Marguerite dit en montrant un siège à Nita dans le boudoir :

— Une minute, chérie, et je suis à vous.

Nita s’assit. Marguerite entra dans sa chambre à coucher, toute seule.

Elle ouvrit une armoire et en retira, à pleines mains, des flots de gaze et de soie dont les nuances étaient exactement les mêmes que celles de ce travestissement idéal qui faisait Nita si jolie.

— Madame a-t-elle besoin de moi ? demanda la camériste dans le cabinet de toilette…

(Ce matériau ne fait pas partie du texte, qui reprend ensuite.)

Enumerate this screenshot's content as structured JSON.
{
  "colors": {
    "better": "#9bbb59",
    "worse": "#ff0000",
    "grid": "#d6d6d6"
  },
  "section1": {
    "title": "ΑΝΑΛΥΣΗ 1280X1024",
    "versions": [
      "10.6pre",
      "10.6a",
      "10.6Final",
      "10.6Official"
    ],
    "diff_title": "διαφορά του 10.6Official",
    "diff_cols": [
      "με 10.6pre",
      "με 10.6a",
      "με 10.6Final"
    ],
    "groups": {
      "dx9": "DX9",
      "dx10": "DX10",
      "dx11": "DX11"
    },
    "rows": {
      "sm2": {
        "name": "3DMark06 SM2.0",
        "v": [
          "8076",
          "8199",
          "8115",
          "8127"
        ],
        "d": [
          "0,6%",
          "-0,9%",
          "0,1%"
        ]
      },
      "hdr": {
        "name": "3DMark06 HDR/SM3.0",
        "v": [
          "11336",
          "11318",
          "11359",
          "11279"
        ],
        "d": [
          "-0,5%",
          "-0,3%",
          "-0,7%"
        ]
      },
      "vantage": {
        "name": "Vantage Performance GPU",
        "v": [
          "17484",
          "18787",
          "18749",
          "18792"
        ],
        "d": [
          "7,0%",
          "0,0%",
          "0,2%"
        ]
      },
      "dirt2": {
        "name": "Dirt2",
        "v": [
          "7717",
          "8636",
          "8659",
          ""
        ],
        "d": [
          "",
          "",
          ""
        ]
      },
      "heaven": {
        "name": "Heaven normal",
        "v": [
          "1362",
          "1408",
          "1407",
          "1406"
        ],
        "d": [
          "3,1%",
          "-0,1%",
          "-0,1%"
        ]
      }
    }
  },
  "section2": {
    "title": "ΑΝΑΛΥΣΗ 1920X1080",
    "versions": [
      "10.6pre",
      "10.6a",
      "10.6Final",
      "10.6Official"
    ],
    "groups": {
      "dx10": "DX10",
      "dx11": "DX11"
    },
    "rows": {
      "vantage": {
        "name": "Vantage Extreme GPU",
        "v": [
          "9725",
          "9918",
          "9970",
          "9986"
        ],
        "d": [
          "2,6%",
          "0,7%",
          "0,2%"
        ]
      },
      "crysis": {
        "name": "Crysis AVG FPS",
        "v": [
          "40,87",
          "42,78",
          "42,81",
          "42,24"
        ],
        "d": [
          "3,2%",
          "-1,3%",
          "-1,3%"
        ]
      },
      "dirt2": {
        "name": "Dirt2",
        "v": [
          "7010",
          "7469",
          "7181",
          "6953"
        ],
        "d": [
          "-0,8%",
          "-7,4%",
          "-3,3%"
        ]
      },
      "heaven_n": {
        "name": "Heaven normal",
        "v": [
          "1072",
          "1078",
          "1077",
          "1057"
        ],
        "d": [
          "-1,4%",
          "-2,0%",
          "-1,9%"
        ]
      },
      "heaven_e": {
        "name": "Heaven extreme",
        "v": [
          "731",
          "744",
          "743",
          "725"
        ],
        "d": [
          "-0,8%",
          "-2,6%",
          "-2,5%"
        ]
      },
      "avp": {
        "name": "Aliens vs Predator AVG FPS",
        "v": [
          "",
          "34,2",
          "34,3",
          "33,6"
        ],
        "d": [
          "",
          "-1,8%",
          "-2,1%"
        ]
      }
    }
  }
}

— Non, répliqua Marguerite vivement, fermez la porte !

Elle ajouta, examinant, dépliant, cherchant, parmi ce fouillis de fraîches couleurs :

— Il va venir, Nita… Pardon si je vous retiens, mon ange !

Nita se vit rougir dans la psyché, devant laquelle elle disposait les plis de son « nuage d’été ».

— Oh ! Madame ! fit-elle.

— Il va venir, répéta la comtesse de l’autre côté de la porte. Je l’ai vu, je le connais, je l’ai invité. Dieu veuille, chère fille, que tout aille selon vos désirs qui sont les nôtres. On juge mal souvent ces pauvres martyrs qui ont accepté une tutelle… et nous pourrions bien souffrir un peu, Nita, chère enfant, pour toute la joie que vous nous avez donnée, depuis qu’il nous est permis de vous appeler notre fille…

Elle souriait en parlant et en regardant ces frais chiffons qui l’entouraient comme une marée montante. Elle était évidemment contente de son examen.

Nita, confuse, ne répondit plus. Mais elle aussi souriait.

Marguerite, à pleines mains, repoussa dans l’armoire le flot de gaze et de rubans qu’elle venait d’examiner ainsi à la hâte.

Et comme elle l’avait dit déjà dans la chambre de son mari, elle répéta en se parlant à elle-même :

— C’est bien cela, je n’ai rien oublié !

Puis elle repassa le seuil du boudoir, radieuse.

— Chère enfant, dit-elle, j’ai ce que je cherchais. Prenez mon bras et venez affoler là-bas tout ce monde d’adorateurs qui vous attend.